The default log displays the commit hash, author, date, and full commit message. The result is barely seeing just two commits. By contrast, smartlog displays the 10 most recent commits. Let’s breakdown what’s happening how it corresponds to the options passed to --pretty=format:. The first line contains the abbreviated commit hash (%h) in bold, followed by the full commit hash (%H). If available, ref names (e.g. branches, tags, etc.) (%d) come after the commit. The second line displays the RFC2822 style date (%cd) followed by a relative date (e.g. “2 days ago”) (%cr). Next is the author name (%an) and email (%ae). Finally, there’s the commit subject (%s). Interspersed in --pretty=format: are color settings, for example %C(red) sets the color to red and %Creset resets to the default terminal color. And %n inserts a newline.

You’ve probably noticed that this doesn’t exactly match the behavior of hg smartlog, which shows only your commits. You can fix that by specifying an author, git smartlog --author='Jesse Squires'. You can specify anyone on your team, which could also be useful.
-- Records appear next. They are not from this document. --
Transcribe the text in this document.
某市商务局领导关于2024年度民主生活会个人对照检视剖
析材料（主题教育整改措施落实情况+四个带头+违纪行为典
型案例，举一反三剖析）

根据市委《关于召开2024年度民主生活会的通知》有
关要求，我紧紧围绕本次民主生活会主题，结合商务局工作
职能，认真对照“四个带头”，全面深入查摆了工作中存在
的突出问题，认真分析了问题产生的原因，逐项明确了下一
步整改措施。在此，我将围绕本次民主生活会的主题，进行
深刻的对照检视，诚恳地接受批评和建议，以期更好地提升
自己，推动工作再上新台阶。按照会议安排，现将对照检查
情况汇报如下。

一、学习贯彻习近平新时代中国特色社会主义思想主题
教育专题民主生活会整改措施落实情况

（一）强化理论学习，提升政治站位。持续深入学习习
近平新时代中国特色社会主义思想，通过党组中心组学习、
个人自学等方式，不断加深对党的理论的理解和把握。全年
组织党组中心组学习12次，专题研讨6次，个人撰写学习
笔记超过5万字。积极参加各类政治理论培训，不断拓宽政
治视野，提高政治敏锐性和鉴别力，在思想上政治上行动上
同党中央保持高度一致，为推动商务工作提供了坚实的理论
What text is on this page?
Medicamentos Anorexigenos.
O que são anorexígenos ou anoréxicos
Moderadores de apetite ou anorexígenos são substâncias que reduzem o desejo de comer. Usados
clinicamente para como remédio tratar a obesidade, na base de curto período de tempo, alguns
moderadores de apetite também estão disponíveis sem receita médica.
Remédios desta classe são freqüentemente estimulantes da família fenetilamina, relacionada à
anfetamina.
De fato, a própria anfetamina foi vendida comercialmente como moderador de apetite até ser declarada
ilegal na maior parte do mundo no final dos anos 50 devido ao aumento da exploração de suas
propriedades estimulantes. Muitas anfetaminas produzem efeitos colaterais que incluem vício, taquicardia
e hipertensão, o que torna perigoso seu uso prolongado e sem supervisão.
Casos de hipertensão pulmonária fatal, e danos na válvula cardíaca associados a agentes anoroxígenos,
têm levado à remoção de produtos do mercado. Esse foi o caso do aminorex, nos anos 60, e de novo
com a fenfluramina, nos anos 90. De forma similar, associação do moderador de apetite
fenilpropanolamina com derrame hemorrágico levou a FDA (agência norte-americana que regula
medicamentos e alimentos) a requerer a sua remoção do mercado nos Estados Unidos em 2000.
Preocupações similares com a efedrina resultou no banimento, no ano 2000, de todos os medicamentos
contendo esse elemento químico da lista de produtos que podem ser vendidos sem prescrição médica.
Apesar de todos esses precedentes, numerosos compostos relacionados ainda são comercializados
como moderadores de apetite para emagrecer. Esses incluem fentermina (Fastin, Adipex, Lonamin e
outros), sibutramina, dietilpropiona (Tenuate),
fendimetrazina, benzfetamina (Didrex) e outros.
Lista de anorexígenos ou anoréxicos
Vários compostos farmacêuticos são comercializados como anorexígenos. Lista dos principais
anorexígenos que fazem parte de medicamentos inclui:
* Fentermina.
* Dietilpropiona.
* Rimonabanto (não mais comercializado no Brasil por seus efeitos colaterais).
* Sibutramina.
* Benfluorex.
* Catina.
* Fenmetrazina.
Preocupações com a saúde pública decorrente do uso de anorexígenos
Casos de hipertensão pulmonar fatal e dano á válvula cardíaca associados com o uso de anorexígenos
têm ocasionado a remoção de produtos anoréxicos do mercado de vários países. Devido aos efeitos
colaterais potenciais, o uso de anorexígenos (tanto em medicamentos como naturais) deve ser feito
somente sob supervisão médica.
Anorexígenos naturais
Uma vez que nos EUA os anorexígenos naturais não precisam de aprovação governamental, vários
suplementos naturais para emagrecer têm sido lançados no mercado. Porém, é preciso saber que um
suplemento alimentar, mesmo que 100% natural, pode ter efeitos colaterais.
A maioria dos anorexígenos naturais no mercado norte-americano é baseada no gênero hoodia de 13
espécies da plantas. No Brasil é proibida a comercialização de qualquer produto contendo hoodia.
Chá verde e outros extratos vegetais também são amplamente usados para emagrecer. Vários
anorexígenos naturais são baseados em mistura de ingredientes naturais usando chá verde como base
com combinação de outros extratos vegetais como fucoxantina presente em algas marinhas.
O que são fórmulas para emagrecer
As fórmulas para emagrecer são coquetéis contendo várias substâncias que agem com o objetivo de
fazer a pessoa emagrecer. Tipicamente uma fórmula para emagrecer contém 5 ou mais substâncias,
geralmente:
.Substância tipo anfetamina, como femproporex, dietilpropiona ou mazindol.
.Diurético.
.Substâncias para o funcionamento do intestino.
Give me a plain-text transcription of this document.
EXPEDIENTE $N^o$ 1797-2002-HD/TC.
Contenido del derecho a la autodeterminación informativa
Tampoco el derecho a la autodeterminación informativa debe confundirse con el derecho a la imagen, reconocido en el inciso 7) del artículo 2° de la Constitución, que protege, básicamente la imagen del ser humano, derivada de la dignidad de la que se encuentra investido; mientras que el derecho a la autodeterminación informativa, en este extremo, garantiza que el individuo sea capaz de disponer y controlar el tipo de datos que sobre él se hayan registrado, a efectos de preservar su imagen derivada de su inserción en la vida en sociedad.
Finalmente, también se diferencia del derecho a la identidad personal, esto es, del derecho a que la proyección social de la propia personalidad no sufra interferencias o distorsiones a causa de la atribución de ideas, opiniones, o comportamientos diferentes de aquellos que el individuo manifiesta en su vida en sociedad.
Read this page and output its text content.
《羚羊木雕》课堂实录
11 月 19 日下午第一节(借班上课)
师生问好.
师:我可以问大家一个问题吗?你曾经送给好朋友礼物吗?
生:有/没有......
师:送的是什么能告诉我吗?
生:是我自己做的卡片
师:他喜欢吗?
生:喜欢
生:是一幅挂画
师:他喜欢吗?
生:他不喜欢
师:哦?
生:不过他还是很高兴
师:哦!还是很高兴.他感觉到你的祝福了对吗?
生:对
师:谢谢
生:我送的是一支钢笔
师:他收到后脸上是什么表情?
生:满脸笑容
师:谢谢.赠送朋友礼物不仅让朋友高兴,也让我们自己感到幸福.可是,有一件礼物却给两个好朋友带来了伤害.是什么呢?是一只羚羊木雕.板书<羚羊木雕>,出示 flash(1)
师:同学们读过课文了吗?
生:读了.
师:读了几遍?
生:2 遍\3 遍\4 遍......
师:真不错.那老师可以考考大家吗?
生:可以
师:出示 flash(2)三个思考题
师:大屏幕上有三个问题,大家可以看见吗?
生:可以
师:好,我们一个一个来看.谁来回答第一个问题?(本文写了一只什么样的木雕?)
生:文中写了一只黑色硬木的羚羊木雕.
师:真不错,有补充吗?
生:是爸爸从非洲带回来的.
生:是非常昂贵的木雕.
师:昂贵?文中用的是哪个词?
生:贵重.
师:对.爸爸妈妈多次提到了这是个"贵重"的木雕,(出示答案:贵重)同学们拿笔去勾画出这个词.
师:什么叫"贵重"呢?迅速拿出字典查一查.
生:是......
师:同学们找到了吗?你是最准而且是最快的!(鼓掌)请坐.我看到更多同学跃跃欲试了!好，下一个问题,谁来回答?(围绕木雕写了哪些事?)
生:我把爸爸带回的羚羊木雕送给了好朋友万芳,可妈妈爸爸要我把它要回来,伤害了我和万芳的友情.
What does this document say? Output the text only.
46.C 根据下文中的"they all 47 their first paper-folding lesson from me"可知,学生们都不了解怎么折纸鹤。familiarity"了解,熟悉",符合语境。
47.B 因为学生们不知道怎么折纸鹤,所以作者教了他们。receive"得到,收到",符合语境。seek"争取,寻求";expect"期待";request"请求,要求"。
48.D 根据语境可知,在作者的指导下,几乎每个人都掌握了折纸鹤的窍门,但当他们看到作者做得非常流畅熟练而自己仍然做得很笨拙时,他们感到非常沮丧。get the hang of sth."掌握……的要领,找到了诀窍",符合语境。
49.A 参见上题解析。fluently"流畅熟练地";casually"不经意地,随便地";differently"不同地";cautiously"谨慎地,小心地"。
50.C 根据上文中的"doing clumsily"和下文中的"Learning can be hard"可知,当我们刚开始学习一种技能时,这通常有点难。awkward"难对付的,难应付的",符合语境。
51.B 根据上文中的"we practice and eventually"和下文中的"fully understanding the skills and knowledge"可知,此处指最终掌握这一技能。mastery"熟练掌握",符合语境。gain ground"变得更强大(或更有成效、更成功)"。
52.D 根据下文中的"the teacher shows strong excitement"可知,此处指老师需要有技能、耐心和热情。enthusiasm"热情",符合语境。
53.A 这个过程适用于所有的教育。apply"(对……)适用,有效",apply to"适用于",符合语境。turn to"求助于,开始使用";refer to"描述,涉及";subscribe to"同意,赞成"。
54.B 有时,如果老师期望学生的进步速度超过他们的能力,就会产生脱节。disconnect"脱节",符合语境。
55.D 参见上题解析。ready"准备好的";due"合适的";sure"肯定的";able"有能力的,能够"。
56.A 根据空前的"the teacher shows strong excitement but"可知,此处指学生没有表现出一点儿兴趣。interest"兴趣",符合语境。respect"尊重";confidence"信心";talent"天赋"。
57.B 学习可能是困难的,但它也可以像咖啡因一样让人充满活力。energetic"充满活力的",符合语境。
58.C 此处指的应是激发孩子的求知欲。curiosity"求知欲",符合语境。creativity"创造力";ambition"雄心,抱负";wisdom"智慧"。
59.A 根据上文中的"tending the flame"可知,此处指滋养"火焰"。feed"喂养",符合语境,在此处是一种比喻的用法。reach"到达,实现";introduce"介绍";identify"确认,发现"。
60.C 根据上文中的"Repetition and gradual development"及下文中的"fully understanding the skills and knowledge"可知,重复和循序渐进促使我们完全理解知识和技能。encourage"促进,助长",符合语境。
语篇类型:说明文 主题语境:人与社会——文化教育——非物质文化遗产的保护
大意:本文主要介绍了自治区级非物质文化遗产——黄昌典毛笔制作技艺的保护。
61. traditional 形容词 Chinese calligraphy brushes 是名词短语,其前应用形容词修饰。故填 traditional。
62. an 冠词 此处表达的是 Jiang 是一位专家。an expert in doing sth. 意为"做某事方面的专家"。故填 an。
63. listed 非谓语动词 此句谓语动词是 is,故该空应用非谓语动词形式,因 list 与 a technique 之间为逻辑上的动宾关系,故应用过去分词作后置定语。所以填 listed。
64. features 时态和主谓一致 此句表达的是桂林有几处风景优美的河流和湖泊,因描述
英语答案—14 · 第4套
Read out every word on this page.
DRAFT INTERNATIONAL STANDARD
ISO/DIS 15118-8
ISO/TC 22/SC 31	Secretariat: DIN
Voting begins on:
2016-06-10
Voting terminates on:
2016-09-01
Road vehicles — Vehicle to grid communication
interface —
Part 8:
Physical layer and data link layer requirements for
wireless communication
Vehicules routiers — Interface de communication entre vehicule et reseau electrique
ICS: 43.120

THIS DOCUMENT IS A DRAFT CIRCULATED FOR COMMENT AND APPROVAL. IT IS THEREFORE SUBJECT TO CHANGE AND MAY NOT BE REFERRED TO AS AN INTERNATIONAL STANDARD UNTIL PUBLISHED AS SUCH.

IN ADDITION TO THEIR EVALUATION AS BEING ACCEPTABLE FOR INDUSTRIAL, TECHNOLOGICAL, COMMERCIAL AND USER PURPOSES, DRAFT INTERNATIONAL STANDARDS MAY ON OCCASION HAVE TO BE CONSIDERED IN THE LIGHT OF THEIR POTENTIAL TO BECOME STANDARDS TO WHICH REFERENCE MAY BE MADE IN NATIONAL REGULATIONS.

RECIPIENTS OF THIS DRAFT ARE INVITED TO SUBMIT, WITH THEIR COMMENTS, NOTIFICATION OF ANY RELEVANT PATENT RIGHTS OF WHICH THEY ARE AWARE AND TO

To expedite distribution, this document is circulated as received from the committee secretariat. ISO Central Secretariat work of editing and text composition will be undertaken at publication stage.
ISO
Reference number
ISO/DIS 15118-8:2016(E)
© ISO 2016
That command is rather long, so you can set another alias.

$ git config --global alias.me '!git smartlog --author=Jesse Squires'
# usage: git me

Notice that you can reference your previous alias (smartlog) within this one. You can use the same technique to abbreviate smartlog to sl. Yes, you can set aliases for your aliases.

$ git config --global alias.sl '!git smartlog'
# usage: git sl

Other useful aliases for Git

Here are a few more aliases that I find useful. Some are simply “shortcuts” for existing commands (like st for status) while others provide more a user-friendly interface for somewhat obscure commands (like uncommit).

alias.co=checkout
alias.br=branch
alias.cm=commit
alias.st=status
alias.unstage=reset HEAD --
alias.uncommit=reset --soft HEAD^
alias.purge=clean -fd
alias.dif=diff
alias.pick=cherry-pick

Git aliases are pretty powerful and super useful to increase your productivity. Not to mention, they help smooth out Git’s rough edges.